No podía trabajar. Después de aclarar las cosas con Nathalie, aquella noche en que había habido tantos empates en la liga de fútbol, se había resignado. Ello había originado incluso en su vida, por lo absurdo del mecanismo sensual, un renacer con su mujer. Durante semanas, no habían dejado de hacer el amor, de reencontrarse a través del cuerpo. Se podía hablar incluso de una época magnífica. A veces es mucho más emocionante recuperar un viejo amor que descubrir uno nuevo. Y luego la agonía se había reanudado despacio, como una risa malévola: ¿cómo habían podido creer que volvían a quererse? Aquello había sido una transición, un paréntesis en forma de desesperación disfrazada, una ligera llanura entre dos montañas patéticas.

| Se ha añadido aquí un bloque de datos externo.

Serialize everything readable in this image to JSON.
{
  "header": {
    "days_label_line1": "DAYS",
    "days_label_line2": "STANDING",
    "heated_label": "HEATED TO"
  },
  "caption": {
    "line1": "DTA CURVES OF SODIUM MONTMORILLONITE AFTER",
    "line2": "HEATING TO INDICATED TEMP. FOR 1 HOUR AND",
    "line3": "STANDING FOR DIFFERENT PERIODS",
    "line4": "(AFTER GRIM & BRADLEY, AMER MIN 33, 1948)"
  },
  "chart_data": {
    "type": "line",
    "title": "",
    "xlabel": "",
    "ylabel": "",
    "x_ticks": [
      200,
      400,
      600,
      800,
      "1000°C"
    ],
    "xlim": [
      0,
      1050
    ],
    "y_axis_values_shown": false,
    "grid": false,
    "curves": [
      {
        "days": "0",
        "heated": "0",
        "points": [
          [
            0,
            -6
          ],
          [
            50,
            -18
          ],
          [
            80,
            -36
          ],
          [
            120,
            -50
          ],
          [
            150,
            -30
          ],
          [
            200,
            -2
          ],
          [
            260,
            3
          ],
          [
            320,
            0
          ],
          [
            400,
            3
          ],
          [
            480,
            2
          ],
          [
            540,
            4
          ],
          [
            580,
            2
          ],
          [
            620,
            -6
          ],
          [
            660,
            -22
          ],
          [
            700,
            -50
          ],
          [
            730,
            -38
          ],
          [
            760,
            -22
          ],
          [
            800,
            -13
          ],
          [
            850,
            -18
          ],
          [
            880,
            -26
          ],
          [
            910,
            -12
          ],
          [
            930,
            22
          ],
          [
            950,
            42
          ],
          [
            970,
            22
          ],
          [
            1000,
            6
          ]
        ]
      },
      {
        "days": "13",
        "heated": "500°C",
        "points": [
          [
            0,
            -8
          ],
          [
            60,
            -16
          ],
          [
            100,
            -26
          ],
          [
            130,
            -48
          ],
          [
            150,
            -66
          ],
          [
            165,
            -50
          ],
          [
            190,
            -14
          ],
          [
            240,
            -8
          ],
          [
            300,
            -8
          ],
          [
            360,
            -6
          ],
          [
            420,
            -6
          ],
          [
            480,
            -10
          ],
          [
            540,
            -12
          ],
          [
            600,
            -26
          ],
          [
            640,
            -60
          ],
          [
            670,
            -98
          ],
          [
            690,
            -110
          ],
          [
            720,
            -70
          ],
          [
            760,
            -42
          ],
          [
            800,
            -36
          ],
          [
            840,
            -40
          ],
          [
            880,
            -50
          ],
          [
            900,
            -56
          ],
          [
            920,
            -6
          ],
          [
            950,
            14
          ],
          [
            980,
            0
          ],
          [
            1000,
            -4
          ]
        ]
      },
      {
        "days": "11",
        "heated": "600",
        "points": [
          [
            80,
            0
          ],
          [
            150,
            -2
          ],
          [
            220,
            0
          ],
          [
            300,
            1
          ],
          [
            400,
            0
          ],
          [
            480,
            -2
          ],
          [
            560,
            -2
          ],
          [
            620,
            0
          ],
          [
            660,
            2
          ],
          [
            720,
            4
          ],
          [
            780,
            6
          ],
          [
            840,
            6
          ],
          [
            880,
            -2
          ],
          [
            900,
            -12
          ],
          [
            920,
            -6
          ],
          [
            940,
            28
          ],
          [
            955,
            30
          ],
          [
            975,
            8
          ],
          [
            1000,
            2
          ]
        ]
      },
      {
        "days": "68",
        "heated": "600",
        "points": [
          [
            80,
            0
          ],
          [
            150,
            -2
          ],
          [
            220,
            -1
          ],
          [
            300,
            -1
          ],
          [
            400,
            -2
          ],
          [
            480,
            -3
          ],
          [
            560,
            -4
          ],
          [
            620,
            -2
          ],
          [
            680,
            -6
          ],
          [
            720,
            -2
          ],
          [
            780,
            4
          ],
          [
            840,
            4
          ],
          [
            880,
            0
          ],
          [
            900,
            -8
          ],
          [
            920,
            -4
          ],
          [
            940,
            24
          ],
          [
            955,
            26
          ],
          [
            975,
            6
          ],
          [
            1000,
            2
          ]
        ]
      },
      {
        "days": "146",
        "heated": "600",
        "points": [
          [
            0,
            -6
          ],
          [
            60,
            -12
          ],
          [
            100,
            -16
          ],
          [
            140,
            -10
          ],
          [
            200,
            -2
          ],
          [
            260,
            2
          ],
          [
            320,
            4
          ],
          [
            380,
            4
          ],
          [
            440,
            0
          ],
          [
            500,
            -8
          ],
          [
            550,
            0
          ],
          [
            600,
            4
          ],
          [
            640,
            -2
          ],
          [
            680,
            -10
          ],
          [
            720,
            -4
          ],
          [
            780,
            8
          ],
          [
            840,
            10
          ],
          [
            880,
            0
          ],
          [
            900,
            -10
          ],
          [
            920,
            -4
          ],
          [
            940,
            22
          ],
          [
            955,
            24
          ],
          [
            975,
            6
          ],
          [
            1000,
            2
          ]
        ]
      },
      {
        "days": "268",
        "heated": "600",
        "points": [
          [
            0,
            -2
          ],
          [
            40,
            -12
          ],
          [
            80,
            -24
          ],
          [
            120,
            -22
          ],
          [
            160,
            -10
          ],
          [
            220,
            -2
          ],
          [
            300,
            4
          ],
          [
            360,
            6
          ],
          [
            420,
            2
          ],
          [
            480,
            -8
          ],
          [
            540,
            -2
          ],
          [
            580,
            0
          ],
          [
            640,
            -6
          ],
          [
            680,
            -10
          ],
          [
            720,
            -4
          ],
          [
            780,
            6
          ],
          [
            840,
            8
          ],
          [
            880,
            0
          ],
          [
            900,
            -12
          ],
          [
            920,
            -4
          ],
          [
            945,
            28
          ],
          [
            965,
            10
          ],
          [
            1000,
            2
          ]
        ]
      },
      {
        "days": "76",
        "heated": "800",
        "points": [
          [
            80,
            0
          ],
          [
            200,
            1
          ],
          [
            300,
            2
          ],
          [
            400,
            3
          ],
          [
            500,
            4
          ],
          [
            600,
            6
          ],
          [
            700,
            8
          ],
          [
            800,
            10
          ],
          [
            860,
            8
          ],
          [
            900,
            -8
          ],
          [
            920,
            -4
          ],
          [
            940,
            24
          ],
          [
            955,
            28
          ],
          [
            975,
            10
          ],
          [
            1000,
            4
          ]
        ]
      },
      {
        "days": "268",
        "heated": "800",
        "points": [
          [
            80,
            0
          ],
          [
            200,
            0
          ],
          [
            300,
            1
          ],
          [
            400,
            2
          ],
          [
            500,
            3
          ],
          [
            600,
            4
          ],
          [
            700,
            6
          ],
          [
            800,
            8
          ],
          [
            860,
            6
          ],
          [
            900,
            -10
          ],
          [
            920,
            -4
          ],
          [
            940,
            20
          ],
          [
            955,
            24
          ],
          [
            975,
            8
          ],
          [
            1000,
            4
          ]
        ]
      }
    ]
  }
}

Charles se sentía desgastado y cansado. Estaba hasta el gorro de Suecia y de los suecos. De su estresante costumbre de intentar siempre mantener la calma, de no gritar nunca al teléfono. Esa manera que tenían de ser tan «zen», y de ofrecer masajes a los empleados. Todo ese buen rollo empezaba a ponerlo nervioso. Echaba de menos la histeria mediterránea, y a veces soñaba con hacer negocios con vendedores de alfombras. En ese contexto había encajado la información sobre la vida privada de Nathalie. Desde entonces, no dejaba de pensar en ese hombre, ese tal Markus. ¿Cómo había conseguido, con un nombre tan estúpido, seducir a Nathalie? No se lo había querido creer. Tenía motivos para saber que el corazón de Nathalie era como un espejismo de oasis; en cuanto te acercabas, se desdibujaba. Pero eso era distinto. Su reacción exagerada parecía confirmar el rumor. Oh, no, no podía ser. Nunca podría soportarlo. «¿Cómo lo ha conseguido?», no dejaba de repetirse Charles. El sueco debía de haberla embrujado, o algo así. Debía de haberla dormido, hipnotizado, debía de haberle dado un bebedizo. Sólo podía ser eso. La había encontrado tan distinta. Sí, quizá fuera eso lo que más le había dolido: ya no era su Nathalie. Algo había cambiado. Una verdadera modificación. Así que no veía más que una solución: llamar a su despacho a ese tal Markus para ver de qué pie cojeaba. Para descubrir su secreto.